The City of Cape Town’s efforts to mitigate the impacts of the current drought in Cape Town will be boosted by R20.8 million.

The National Disaster Management Centre in the Department of Cooperative Governance will transfer the funds to the City of Cape Town for emergency disaster relief.

The R20.8 million is solely to provide emergency relief for drilling of boreholes and the installation of pumps and pipelines due to drought conditions.

“We are extremely grateful to the department for this contribution and thank them for coming on board to assist us with this very important task to supplement our water supplies,” says Cape Town Executive Mayor, Patricia de Lille.

De Lille declared Cape Town a local disaster area in March to prepare for all eventualities and invoke emergency procurement procedures required to expedite the emergency.

“The city plans to utilise the funds for responding to the immediate needs of the drought disaster that has occurred and to alleviate the immediate consequences.

“We welcome this news from the national department and will ensure that the funding, once received, is used to provide emergency relief in line with the conditions of the grant.”


Water Resilience Strategy

Cape Town mayor Patricia de Lille

De Lille said the incoming grant from the disaster management centre will go a long way towards the implementation of the programmes that are in place as part the city’s Water Resilience Strategy.

Earlier this month the City of Cape Town unveiled its plans to augment the system by up to 500 million litres of water a day over the coming months using groundwater extraction, desalination, and water reuse.

The projects will cost Cape Town approximately R2 billion in capital funding and R1.3 billion in operating costs.
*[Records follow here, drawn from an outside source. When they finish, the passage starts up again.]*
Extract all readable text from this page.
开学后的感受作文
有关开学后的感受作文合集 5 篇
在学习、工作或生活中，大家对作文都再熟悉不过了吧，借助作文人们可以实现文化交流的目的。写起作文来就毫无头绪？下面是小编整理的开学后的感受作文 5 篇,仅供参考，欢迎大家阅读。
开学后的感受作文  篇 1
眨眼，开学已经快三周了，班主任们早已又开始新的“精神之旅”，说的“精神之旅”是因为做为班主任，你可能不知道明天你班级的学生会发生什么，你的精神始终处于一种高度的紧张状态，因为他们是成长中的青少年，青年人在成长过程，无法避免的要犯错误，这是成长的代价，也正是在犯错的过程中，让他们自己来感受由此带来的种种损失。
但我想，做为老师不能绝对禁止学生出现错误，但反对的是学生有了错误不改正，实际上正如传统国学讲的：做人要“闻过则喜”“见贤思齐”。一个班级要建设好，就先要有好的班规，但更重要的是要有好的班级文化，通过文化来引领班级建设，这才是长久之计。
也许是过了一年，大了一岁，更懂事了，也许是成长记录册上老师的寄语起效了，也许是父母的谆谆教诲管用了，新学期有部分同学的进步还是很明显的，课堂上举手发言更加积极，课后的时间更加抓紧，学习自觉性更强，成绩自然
A number of tenders will be advertised in the coming weeks to bring a range schemes online which will ensure water supply and avoid acute water shortages.

“The city’s Water Resilience Plan has been developed based on the ‘new normal’ scenario where we no longer bank only on rain water for our drinking water supplies, but look at a range of technologies to augment our supply of drinking water in order to build greater water security,” said De Lille.